Given the S/M/L progression of the work of curating a single-track one-day conference, a multi-day-multi-track conference, and the largest nerd-fest in North America, I’m not sure you could be SXSW size and try to do it any other way. I haven’t seen inside the machine that is the conference organization, but I’m guessing it’s a pretty intense process. I’m excited and mildly terrified by the prospect of attending as a speaker. And fascinated to see what’s next, should our talk get accepted.

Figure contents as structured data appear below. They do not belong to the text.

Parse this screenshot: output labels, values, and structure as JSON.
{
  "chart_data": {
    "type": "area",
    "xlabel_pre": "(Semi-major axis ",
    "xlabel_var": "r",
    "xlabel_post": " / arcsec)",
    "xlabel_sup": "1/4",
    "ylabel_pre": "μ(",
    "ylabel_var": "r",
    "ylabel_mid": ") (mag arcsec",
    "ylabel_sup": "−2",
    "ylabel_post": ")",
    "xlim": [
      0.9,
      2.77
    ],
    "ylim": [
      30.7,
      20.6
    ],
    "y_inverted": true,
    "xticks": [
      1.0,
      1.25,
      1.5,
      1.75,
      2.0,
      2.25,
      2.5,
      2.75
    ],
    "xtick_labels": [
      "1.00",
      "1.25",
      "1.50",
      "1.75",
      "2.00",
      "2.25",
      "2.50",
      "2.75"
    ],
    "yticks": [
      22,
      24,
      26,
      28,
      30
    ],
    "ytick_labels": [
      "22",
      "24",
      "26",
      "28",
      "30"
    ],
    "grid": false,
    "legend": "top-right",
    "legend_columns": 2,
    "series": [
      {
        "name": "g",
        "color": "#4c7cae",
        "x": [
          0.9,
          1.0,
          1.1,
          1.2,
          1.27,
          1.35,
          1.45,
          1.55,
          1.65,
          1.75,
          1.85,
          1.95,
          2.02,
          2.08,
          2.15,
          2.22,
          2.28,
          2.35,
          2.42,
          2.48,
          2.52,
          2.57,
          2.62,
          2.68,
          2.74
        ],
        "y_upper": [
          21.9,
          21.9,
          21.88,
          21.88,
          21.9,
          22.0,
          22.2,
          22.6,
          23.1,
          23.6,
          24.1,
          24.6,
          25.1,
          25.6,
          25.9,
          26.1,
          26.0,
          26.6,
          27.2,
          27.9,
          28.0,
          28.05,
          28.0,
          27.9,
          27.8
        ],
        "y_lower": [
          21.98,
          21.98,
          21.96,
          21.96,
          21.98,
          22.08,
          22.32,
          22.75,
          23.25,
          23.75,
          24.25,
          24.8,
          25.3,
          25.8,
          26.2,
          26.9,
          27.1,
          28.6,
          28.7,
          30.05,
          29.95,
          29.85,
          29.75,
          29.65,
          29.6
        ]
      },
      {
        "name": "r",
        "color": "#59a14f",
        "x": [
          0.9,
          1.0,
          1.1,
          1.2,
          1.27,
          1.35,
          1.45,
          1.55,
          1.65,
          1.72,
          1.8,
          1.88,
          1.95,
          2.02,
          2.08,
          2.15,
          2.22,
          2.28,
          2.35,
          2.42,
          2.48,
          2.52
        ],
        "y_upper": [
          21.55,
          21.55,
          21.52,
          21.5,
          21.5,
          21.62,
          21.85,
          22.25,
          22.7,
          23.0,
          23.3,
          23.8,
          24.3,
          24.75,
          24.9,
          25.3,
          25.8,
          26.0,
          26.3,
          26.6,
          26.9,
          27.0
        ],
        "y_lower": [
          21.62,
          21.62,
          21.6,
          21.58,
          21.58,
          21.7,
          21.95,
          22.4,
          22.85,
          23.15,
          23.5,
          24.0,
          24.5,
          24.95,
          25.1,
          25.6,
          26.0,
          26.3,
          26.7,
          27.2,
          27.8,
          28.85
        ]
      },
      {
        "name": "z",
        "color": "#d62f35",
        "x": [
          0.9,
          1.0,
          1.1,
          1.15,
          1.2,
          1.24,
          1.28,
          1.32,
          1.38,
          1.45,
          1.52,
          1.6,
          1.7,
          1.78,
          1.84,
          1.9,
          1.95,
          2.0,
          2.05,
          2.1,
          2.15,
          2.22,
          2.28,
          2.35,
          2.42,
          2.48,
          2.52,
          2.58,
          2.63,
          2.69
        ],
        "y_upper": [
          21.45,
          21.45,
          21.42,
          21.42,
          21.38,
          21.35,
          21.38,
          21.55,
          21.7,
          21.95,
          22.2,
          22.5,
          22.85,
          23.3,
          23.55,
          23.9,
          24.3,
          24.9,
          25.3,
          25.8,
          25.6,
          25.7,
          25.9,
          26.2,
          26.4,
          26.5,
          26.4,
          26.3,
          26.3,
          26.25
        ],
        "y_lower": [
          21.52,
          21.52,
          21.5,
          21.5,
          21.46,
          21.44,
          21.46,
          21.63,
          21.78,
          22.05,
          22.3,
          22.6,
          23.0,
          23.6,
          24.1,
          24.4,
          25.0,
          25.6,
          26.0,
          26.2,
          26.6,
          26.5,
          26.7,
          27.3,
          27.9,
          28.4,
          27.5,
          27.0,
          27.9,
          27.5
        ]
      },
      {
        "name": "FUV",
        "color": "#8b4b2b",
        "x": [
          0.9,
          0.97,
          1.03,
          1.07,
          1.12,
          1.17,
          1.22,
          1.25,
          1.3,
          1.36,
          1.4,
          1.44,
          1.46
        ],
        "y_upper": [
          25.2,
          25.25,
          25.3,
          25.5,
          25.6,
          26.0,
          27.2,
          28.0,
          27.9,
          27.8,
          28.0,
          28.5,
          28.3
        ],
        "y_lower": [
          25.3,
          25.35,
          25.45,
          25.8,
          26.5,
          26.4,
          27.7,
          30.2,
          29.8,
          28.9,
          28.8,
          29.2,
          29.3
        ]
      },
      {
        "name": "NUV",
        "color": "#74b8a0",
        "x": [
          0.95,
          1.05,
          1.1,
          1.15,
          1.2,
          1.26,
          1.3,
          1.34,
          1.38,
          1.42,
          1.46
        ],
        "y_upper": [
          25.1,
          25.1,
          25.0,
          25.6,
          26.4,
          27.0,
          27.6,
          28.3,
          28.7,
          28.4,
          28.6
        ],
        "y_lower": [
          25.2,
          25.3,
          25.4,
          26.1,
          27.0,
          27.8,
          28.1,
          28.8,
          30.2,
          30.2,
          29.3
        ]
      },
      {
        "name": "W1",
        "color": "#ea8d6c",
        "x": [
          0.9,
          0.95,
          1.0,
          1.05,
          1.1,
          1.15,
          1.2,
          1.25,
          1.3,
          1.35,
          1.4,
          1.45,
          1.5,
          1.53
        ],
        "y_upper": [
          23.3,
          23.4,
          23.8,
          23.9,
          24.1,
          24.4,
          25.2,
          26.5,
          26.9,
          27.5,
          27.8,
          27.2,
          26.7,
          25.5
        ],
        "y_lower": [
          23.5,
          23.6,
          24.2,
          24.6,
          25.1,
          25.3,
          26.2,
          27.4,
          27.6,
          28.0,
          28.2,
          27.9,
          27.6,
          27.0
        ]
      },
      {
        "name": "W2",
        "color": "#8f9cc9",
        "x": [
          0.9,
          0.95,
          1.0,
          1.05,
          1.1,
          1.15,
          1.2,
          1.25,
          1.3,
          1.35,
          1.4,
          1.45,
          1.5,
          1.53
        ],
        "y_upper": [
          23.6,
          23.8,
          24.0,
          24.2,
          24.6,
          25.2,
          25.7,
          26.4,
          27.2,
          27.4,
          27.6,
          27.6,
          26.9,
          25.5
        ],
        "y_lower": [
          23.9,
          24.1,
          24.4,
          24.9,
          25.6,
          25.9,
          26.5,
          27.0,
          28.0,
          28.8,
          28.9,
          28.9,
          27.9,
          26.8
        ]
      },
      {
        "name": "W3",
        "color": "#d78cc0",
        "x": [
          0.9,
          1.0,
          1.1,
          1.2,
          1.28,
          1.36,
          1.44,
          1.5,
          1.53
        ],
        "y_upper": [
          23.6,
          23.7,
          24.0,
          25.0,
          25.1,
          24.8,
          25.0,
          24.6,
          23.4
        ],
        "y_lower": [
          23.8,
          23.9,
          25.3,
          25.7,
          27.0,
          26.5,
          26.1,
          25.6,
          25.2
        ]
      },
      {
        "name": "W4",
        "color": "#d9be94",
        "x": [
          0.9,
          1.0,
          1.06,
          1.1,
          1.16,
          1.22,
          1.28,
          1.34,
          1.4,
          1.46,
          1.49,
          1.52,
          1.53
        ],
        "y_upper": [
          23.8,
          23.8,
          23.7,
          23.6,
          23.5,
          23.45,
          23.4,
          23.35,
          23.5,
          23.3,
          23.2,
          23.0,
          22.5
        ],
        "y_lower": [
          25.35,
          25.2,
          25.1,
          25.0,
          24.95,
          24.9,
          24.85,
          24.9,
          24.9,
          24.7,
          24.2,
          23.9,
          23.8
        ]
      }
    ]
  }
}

Size doesn’t matter: lots of great opportunities to learn

If you haven’t attended a conference lately, thanks to budget cuts or perhaps it seems like too much of a hassle, I encourage you to contemplate attending one. It’s a great way to learn about new topics, get back up to speed on what’s going on if you haven’t been to one in a while, and most importantly meet people who do what you do. If you’re an intranet manager, for example, you might not have many other outlets to do that. You also have the opportunity at even a mid-size conference like E2Conf to meet and rub shoulders with the speakers; the social business community itself, while growing, is still relatively small, very approachable, and well… social. In my experience, the speakers and experts and panelists love talking about the subject, especially with a drink in one hand and an appetizer in the other. Some of the best experiences you can have happen after the formal program is done and you can connect with others.

Chris McGrath & Ephraim Freed

And that’s really what it’s all about.

Hope to see you in Vancouver, Santa Clara, or maybe even Austin next spring.